The dark secret of Thailand’s child brides

The legal loophole has also created what Thai children’s rights activist Anchana Heemmina described as the “big business of cross-border marriage” – Malaysian men crossing into southern Thailand to easily engage in underage or polygamous marriages for which getting approval in Malaysia would be impossible or a very lengthy process.
Mohammad Lazim runs one such business, helping arrange cross-border marriages for Malaysian men. He works with more than 50 bridegrooms a year, mainly wanting a second or third wife – but insists never with underage brides. He says that his business is tiny compared with some.

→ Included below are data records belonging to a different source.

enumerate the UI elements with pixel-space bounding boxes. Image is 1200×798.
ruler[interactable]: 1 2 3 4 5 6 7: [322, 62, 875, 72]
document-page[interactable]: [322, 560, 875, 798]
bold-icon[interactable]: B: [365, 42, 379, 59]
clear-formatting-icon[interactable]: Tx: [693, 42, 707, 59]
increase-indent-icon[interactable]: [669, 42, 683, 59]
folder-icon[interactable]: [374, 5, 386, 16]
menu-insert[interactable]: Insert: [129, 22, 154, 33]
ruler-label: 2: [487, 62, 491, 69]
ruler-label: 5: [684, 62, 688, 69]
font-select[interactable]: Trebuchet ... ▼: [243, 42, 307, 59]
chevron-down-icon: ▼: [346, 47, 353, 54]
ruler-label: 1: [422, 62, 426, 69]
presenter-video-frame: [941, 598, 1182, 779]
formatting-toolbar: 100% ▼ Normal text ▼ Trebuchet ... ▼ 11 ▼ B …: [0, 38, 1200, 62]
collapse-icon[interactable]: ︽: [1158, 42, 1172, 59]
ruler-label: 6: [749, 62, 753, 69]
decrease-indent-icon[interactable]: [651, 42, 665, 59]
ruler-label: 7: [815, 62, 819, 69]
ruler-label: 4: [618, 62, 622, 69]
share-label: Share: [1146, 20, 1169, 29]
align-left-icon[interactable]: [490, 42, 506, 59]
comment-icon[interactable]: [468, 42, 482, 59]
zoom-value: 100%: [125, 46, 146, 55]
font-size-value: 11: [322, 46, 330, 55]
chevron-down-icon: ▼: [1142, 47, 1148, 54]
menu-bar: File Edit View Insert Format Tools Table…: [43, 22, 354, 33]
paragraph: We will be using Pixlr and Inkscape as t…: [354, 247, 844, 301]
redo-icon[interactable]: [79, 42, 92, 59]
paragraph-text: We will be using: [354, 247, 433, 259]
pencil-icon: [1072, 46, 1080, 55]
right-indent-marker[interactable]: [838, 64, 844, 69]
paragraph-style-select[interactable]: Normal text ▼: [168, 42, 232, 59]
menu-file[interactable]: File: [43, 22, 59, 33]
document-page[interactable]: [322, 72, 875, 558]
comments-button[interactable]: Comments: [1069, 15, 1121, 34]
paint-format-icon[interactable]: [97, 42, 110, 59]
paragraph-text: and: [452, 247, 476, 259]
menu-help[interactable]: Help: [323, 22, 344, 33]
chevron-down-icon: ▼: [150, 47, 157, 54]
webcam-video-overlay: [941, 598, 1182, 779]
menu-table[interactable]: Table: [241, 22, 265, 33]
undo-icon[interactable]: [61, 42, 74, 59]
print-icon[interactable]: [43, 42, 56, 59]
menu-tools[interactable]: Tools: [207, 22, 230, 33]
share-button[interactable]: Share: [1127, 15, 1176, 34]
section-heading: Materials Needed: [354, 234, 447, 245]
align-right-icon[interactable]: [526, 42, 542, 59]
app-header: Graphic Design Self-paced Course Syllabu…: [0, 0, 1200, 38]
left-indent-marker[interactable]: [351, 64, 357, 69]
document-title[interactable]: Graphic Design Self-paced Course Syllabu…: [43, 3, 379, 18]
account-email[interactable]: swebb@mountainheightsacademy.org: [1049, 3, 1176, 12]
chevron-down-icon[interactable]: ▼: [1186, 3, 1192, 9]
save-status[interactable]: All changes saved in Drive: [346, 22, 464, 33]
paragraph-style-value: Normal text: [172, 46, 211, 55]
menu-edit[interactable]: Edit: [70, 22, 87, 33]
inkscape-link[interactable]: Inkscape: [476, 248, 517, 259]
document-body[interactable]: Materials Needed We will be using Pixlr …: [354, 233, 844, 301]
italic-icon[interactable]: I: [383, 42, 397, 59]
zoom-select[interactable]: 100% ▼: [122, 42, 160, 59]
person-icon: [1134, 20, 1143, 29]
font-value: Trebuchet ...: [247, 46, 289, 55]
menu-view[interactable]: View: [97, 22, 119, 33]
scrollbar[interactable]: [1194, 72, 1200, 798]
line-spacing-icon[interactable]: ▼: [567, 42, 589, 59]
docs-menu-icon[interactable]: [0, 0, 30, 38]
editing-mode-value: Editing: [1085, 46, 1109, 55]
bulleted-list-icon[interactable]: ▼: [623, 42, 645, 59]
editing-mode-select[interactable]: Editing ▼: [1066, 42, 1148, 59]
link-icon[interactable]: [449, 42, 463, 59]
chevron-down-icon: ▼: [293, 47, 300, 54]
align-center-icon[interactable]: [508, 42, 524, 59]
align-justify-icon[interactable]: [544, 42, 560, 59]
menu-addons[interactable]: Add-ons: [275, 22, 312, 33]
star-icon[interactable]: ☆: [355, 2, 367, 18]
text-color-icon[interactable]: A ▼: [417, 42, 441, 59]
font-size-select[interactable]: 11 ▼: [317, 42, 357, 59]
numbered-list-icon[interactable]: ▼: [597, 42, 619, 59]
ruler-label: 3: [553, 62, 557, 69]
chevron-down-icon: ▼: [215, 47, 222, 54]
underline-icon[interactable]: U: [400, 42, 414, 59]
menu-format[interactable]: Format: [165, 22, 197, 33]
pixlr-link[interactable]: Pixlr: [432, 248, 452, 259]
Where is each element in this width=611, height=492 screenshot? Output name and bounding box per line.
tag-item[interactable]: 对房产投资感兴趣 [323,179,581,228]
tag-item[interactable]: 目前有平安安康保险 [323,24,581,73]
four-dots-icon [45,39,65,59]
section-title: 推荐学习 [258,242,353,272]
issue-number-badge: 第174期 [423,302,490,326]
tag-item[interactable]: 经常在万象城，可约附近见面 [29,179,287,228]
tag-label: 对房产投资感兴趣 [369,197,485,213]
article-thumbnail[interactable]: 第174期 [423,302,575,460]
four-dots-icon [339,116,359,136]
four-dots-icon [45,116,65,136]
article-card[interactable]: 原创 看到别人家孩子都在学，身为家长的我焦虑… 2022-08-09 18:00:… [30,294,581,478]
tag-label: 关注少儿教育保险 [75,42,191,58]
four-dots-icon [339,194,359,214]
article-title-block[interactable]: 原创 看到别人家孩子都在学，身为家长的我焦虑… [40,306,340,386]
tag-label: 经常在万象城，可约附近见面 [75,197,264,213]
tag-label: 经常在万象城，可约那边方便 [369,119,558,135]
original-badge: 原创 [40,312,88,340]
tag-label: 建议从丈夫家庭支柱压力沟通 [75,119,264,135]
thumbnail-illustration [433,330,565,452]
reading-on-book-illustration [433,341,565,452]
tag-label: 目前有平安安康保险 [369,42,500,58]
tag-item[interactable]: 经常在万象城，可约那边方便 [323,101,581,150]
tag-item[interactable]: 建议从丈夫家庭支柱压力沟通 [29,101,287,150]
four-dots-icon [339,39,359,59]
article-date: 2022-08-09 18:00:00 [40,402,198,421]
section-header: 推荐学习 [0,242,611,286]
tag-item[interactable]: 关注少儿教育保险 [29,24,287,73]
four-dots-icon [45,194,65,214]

“People come from all over Malaysia to do this,” he said. “Business is booming: instead of applying to a sharia court in Malaysia and answering all their difficult questions – a process that takes sometimes a year – the shortcut is to come to Thailand. Here there is no law.”

The practice is also particularly lucrative for imams practising on the Thai side of the Golok river, who charge four times as much to conduct a marriage for a visiting Malaysian as they do for people from their own community. In Malaysia, Che Abdul Karim would have found it difficult or impossible to obtain permission to marry Ayu; in Thailand, he simply paid the imam 4,500 baht (£105), and it was done. He has since been fined 1,800 Ringgit (£340) in a sharia court in Malaysia after pleading guilty to polygamy and conducting the marriage without the court’s permission.

Wannakanok Pohitaedaoh was forced into a violent marriage when young and now runs Luk Riang, a children’s shelter in Narathiwat. She said: “The biggest problem with child marriage in Thailand is that nobody wants to talk about it – not the Islamic Council, not the imams and not the government. It has always been swept under the rug, and that’s where they want it to stay.”
Her opposition is deeply personal. Wannakanok, now 34, was just 13 when she was forced into marriage by her parents and says the experience “haunts my soul to this day”.

“When he asked me to have sexual intercourse, I wasn’t ready for it. I didn’t even know really what that meant, so I refused, and then he raped me,” she said, sobbing at the memory. “He was very violent and every time he wanted to have intercourse, he would use violence. We were living at home, and my parents would hear me screaming.

“And it was the same for so many of my friends. Many of my friends who were 12 or 13 had been married to men who were a lot older than them, maybe in their 30s or 40s. But the girls were young like me and didn’t want sex, so violence was very common. We had no idea about sex at that age.”